The soon to be released new menu will use techniques like vacuums, rotavaps and centrifuges, and drinks will be matched to the Wigmore's food menu (overseen by Michel Roux Jr), including a drink using clarified tomatoes to pair with its famous cheese toastie.

Key to success

Balancing the style of the drinks to the style of the pubs was an important factor for Stevenson at JKS: "It was very important that across the breadth of the offering it felt like someone's living room, so we wanted to make sure the cocktails fit within the concept of what a pub is."

A large part of achieving that is down to service. "If I come into the pub and I'm waiting after a guy who wants a pornstar martini, a pint and some pork scratchings, the timings don't fit into the pub mode, so we were focused on efficiency and speed – everything should be able to come out at the same time."

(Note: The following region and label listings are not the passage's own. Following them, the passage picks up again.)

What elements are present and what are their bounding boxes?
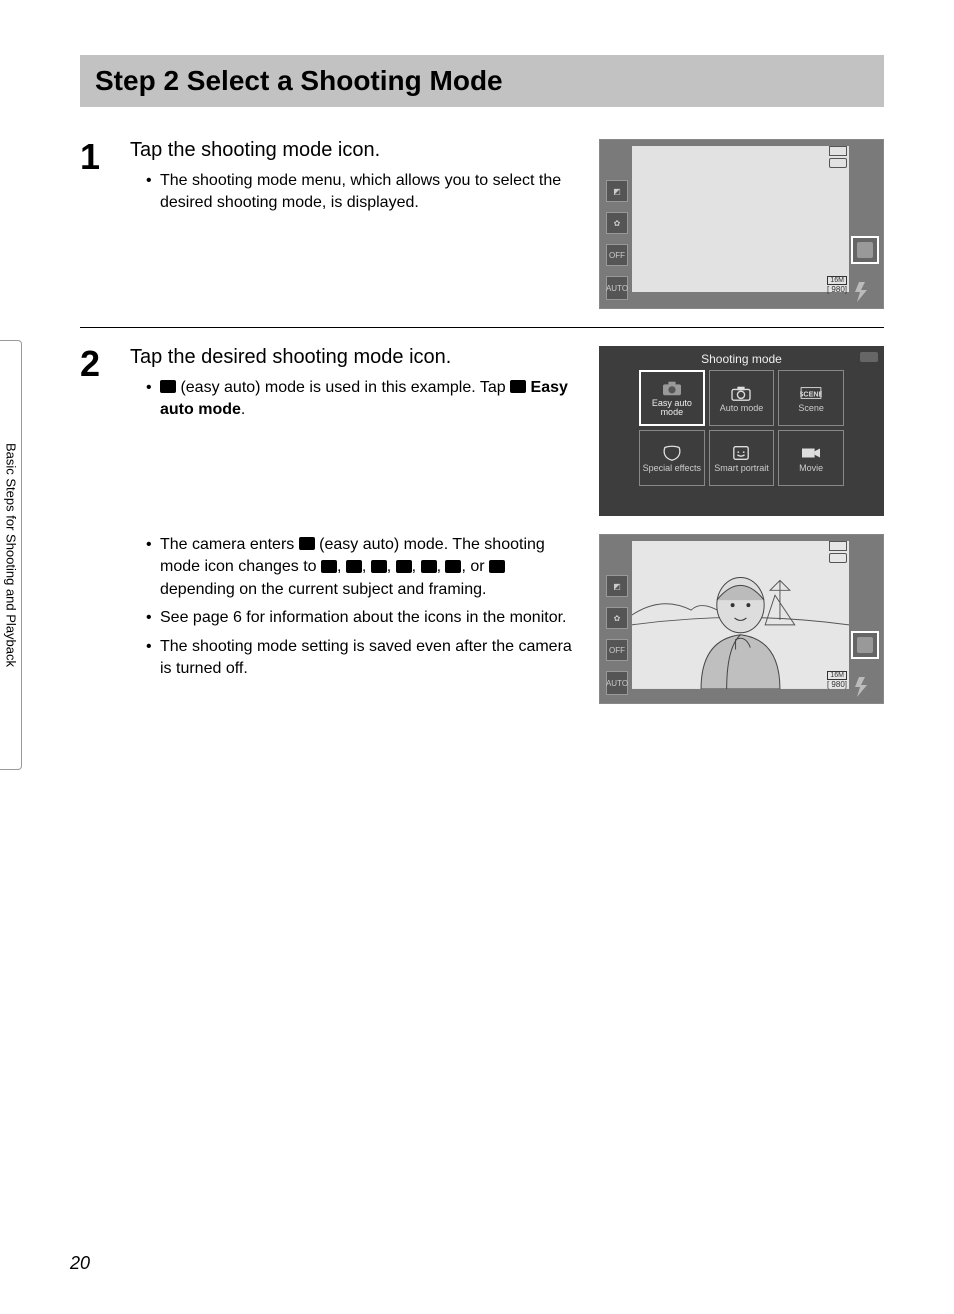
menu-movie-label: Movie: [799, 464, 823, 473]
step-1-bullet-1: The shooting mode menu, which allows you…: [146, 170, 584, 215]
camera-heart-icon: [160, 380, 176, 393]
menu-auto[interactable]: Auto mode: [709, 370, 775, 426]
macro-button-icon[interactable]: ✿: [606, 607, 628, 629]
menu-special-effects[interactable]: Special effects: [639, 430, 705, 486]
macro-button-icon[interactable]: ✿: [606, 212, 628, 234]
camera-heart-icon: [510, 380, 526, 393]
menu-easy-auto[interactable]: Easy auto mode: [639, 370, 705, 426]
shots-counter: [ 980]: [827, 285, 847, 294]
b-s2: ,: [362, 558, 371, 575]
step-1-title: Tap the shooting mode icon.: [130, 139, 584, 162]
step-2-row: 2 Tap the desired shooting mode icon. (e…: [80, 334, 884, 716]
exposure-button-icon[interactable]: ◩: [606, 180, 628, 202]
b-s4: ,: [412, 558, 421, 575]
flash-auto-button-icon[interactable]: AUTO: [606, 671, 628, 695]
svg-text:SCENE: SCENE: [800, 389, 822, 398]
b-s3: ,: [387, 558, 396, 575]
movie-icon: [800, 444, 822, 462]
step2-a-pre: (easy auto) mode is used in this example…: [176, 379, 510, 396]
b-pre: The camera enters: [160, 536, 299, 553]
timer-off-button-icon[interactable]: OFF: [606, 639, 628, 661]
step-2-bullet-b: The camera enters (easy auto) mode. The …: [146, 534, 584, 601]
b-or: , or: [461, 558, 489, 575]
timer-off-button-icon[interactable]: OFF: [606, 244, 628, 266]
resolution-badge: 16M: [827, 276, 847, 285]
lcd-viewfinder: [632, 146, 849, 292]
portrait-illustration: [632, 541, 849, 689]
mode-icon-7: [489, 560, 505, 573]
flash-auto-corner-icon: [853, 280, 877, 304]
menu-scene-label: Scene: [798, 404, 824, 413]
section-side-tab-text: Basic Steps for Shooting and Playback: [3, 443, 18, 667]
mode-icon-4: [396, 560, 412, 573]
mode-icon-6: [445, 560, 461, 573]
mode-icon-1: [321, 560, 337, 573]
page-number: 20: [70, 1253, 90, 1274]
mode-icon-2: [346, 560, 362, 573]
exposure-button-icon[interactable]: ◩: [606, 575, 628, 597]
menu-smart-portrait[interactable]: Smart portrait: [709, 430, 775, 486]
scene-icon: SCENE: [800, 384, 822, 402]
shooting-mode-icon[interactable]: [851, 236, 879, 264]
camera-icon: [730, 384, 752, 402]
step-2-bullet-a: (easy auto) mode is used in this example…: [146, 377, 584, 422]
b-s5: ,: [437, 558, 446, 575]
page-heading: Step 2 Select a Shooting Mode: [95, 65, 869, 97]
menu-portrait-label: Smart portrait: [714, 464, 769, 473]
mode-icon-3: [371, 560, 387, 573]
lcd-viewfinder-2: [632, 541, 849, 687]
shooting-mode-menu: Shooting mode Easy auto mode Auto mode S…: [599, 346, 884, 516]
lcd-info-2: 16M [ 980]: [827, 670, 847, 689]
mode-icon-5: [421, 560, 437, 573]
step-1-number: 1: [80, 139, 110, 175]
camera-heart-icon: [299, 537, 315, 550]
step-2-title: Tap the desired shooting mode icon.: [130, 346, 584, 369]
camera-heart-icon: [661, 379, 683, 397]
smile-icon: [730, 444, 752, 462]
b-s1: ,: [337, 558, 346, 575]
menu-easy-auto-label: Easy auto mode: [641, 399, 703, 417]
flash-auto-corner-icon: [853, 675, 877, 699]
section-side-tab: Basic Steps for Shooting and Playback: [0, 340, 22, 770]
battery-card-icon: [829, 541, 847, 563]
step-2-number: 2: [80, 346, 110, 382]
menu-effects-label: Special effects: [643, 464, 701, 473]
step-2-bullet-d: The shooting mode setting is saved even …: [146, 636, 584, 681]
battery-card-icon: [829, 146, 847, 168]
lcd-info: 16M [ 980]: [827, 275, 847, 294]
lcd-screen-2: ◩ ✿ OFF AUTO 16M [ 980]: [599, 534, 884, 704]
shots-counter-2: [ 980]: [827, 680, 847, 689]
step-1-row: 1 Tap the shooting mode icon. The shooti…: [80, 127, 884, 321]
step-2-bullet-c: See page 6 for information about the ico…: [146, 607, 584, 629]
resolution-badge-2: 16M: [827, 671, 847, 680]
menu-title: Shooting mode: [599, 346, 884, 370]
menu-back-icon[interactable]: [860, 352, 878, 362]
effects-icon: [661, 444, 683, 462]
b-post: depending on the current subject and fra…: [160, 581, 486, 598]
step-divider: [80, 327, 884, 328]
menu-scene[interactable]: SCENE Scene: [778, 370, 844, 426]
shooting-mode-icon-portrait[interactable]: [851, 631, 879, 659]
step2-a-post: .: [241, 401, 245, 418]
page-heading-band: Step 2 Select a Shooting Mode: [80, 55, 884, 107]
menu-auto-label: Auto mode: [720, 404, 764, 413]
lcd-screen-1: ◩ ✿ OFF AUTO 16M [ 980]: [599, 139, 884, 309]
flash-auto-button-icon[interactable]: AUTO: [606, 276, 628, 300]
menu-movie[interactable]: Movie: [778, 430, 844, 486]
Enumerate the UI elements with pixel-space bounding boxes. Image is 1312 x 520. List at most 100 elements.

To achieve this, ingredients are made off-site, delivered to the pub and pre-batched, pre-diluted and ready to serve to guests on ordering. "We designed the menu around that execution. Regardless of how good you are at bartending, if you have four people ordering margaritas and one person waiting for a cask ale, it then doesn't become an issue."

That's not to say that the team has it all figured out – Jacobs admits that the menu in the pub environment till needs to be finessed, with customers more used to ordering their usual in a pub rather than being given a menu to peruse. But with the Jolly Gardeners' team already viewing properties for a second site, it looks like the cocktail pub might just be here to stay.

Top tips from the landlords

"The key thing for me would be to think of how efficiently you can serve. Make sure you're meeting the expectations of your customer."

James Stevenson

"If you're going to open a new place, hire bartenders who have a passion for cocktails, but also know their beer and wine."

Andre Ferreira

"The new demographic is after premium spirts and local produce. People want these brands and go out and pay a little bit more if there is a story behind what they're drinking."

Nick Blucert

Rah Rah martini cocktail recipe

Rah Rah martini
Rah Rah martini

Recreate this cocktail from the Cadogan Arms

Ingredients

  • 50ml olive oil vodka*
  • 15ml Noilly Prat Dry Vermouth

Method

  • Stir with ice and strain in to a frozen martini glass
  • Serve with a nocellara olive and a spoon of Exmoor Caviar

*To make the olive oil vodka

Ingredients Olive oil Argali Messinia, vodka. Method Thermomix Speed 4, 15 minutes, 50°C. Rest in the freezer overnight or until oil has frozen. Filter off the solids using a superbag. Distill at 42ºC.